UK Copyright Not Extended

This is great news. Unlike in the States, where our government has ignored the intent of our Founding Fathers and continued to extend copyright indefinitely, over in the United Kingdom where copyright currently expires after 50 years, an independent review is recommending that the terms are not extended to 95 years, much to the dismay of Cliff Richard and the British Phonographic Industry who have been battling for the extension.

Get prepared for a flood of cheapo imports of all your favorite 50s music!

Via bb.

8 thoughts on “UK Copyright Not Extended”

  1. While I am theoretically in favor of this sort of thing, especially regarding copyrights held by corporations, I wonder if this means that EMI can release remastered Beatles recordings without passing down the profit to the songwriters? Sure, they wouldn’t hold exclusivity over the material anymore (and that’s a good thing) but they are still the label of record for the Beatles and have the most backlogged material so they hold an advantage over anybody else releasing Beatle comps. So can they do that and not pass on the profits?

  2. Or is that the difference between copyright and publishing? Will labels still need to pay publishing fees on works where the songwriter is still living? Maybe that’s the difference?

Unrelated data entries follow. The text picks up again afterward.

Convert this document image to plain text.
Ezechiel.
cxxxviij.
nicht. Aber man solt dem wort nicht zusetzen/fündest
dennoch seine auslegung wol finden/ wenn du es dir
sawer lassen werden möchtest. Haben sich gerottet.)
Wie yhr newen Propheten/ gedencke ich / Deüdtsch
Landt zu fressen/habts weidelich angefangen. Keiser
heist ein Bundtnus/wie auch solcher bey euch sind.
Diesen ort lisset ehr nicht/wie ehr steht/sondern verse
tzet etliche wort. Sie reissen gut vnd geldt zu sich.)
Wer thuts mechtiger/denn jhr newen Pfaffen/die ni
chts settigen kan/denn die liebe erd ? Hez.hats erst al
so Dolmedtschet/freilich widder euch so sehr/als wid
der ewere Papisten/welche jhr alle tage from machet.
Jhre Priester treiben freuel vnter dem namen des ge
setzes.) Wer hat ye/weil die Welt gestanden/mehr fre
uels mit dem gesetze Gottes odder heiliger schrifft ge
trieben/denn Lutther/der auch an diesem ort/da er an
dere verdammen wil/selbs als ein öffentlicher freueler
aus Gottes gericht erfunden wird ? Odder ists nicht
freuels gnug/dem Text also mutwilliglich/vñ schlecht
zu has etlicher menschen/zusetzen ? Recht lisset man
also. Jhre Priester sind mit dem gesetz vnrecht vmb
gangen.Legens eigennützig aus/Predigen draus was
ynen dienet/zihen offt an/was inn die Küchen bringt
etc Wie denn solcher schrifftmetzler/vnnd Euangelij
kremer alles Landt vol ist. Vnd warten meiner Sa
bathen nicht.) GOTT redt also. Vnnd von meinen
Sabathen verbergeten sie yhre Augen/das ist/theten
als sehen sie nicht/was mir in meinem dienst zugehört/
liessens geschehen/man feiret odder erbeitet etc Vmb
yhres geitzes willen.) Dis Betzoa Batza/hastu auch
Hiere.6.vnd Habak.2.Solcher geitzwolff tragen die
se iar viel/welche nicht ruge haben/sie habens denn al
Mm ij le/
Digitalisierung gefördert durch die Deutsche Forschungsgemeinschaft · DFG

  3. As far as I understand it, any label can release stuff that’s in the public domain without passing along royalties. If Ringo’s hurting for money, he can release a Beatles comp on his own label!

    The copyright holders have been making money on this stuff for 50 years. The popular artists have made plenty of money already, and the unpopular artists weren’t making any money anyhow.

    So at least we’ll be able to buy 6-disc boxes from JSP Records for $30. I can’t wait!

    And think of all the weird, obscure, niche stuff that will get the Rhino treatment…

  4. Oh, absolutely. Again, I’m all for limiting copyright. I was just wondering if that meant EMI could release deluxe boxsets forever and never again have to pass on the profits to the artists who recorded the music–be they Beatles or otehrwise.

  5. What am I missing here? Why are creative people held to a different standard than say, car manufacturers? In other words, when was the last time you heard “Hey, Ford’s made plenty of money on the automobile patent, they should give it up now”? Never, right? So, why should songwriters be victims of this unjust standard? Record companies wanna rip you off and the public just wants your shit for free. Enough, already! Jeez…

  6. Kiko, what you’re missing is some basic knowledge about copyright and patent law. Patents are different from copyrights. In fact, patents expire after only 20 years:

    “The term of the patent shall be generally 20 years from the date on which the application for the patent was filed in the United States…. A maintenance fee is due 3 1/2, 7 1/2 and 11 1/2 years after the original grant for all patents issuing from the applications filed on and after December 12, 1980. The maintenance fee must be paid at the stipulated times to maintain the patent in force. After the patent has expired anyone may make, use, offer for sale, or sell or import the invention without permission of the patentee, provided that matter covered by other unexpired patents is not used. The terms may be extended for certain pharmaceuticals and for certain circumstances as provided by law.”